How a Computer Vision AI Agent Detects Manufacturing Defects with 99.4% Accuracy — Replacing 70% of Manual Inspection for a Saudi Packaging Manufacturer

aTeam Soft Solutions April 2, 2026

A Quick Overview

We collaborated with a major packaging producer in Saudi Arabia on three production lines operating 24/7, generating over 2 million cardboard boxes, flexible packaging sleeves, and printed cartons on a weekly basis. Their clients were food companies, consumer goods, and pharmaceutical makers, so quality failures weren’t only a manufacturing problem. One defect that was missed could cause it to return or be reprinted, bring on a customer complaint, SFDA-related risk to compliance, or, at worst, cause them to lose a major pharmaceutical client.
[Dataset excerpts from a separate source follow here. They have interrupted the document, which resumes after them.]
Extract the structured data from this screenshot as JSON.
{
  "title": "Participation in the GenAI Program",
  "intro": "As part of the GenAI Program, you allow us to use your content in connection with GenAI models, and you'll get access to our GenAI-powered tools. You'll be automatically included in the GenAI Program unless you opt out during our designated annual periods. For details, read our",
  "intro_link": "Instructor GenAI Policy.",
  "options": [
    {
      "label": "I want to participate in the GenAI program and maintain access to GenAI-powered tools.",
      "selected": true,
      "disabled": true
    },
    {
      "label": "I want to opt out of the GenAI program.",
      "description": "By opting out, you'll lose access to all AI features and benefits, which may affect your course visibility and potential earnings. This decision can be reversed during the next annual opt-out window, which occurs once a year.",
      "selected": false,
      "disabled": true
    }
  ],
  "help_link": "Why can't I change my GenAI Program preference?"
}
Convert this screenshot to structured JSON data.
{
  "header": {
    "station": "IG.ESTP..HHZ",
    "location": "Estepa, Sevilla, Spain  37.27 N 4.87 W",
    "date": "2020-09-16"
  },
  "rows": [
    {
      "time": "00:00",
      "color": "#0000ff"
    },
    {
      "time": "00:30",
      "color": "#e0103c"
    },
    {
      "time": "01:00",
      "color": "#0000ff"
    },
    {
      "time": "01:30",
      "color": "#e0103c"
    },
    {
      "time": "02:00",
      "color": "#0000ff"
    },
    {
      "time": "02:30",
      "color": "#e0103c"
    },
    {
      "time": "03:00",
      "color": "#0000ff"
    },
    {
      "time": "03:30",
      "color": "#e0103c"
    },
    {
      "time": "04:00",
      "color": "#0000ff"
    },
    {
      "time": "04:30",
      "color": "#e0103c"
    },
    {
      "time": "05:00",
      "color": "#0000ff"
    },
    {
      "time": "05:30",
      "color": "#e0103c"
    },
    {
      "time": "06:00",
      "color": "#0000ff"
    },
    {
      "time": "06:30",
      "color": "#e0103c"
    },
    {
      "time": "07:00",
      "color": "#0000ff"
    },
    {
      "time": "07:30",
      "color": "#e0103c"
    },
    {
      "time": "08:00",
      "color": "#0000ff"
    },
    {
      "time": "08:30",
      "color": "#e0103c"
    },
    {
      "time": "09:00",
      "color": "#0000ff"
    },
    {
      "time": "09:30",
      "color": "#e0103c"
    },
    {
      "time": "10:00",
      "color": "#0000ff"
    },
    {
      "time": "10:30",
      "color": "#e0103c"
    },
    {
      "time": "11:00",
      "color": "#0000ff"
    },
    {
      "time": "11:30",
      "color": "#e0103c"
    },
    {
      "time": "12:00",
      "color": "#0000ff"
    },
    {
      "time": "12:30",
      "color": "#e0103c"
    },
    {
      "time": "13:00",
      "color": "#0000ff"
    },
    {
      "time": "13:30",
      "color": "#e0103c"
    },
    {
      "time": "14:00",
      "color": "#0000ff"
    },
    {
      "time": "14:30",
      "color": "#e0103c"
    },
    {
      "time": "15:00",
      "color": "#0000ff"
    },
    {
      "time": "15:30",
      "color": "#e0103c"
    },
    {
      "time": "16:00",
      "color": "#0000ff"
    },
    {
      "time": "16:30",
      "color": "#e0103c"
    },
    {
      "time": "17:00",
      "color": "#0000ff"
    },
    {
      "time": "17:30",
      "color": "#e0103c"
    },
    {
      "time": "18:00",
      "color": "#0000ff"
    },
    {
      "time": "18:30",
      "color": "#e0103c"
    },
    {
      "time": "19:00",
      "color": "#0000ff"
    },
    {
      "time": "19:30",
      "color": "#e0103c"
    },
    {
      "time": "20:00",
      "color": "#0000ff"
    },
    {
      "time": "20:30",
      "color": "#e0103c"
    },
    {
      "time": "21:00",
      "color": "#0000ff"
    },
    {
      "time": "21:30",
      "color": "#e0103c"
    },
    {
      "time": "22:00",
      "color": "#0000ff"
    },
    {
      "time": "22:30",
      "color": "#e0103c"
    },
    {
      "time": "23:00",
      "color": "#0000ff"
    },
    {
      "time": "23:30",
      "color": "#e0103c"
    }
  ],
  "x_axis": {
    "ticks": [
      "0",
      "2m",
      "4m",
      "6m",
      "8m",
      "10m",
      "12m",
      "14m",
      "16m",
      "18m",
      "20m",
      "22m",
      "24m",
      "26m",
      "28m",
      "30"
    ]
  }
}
Before we came in, quality inspection relied on a 15-member inspection team spread on three shifts. They were doing careful work, but they were battling basic physics. Up to 800–1,000 units can be reliably inspected by one human inspector. Each line was operating at more than 5,000 units per hour. In practice, 15-20% of the total production was checked by sampling. That led to bad parts making it into customers’ hands, it led to late discoveries of root causes, and it too often let production teams learn of quality drift after they had already made hundreds or thousands of bad parts.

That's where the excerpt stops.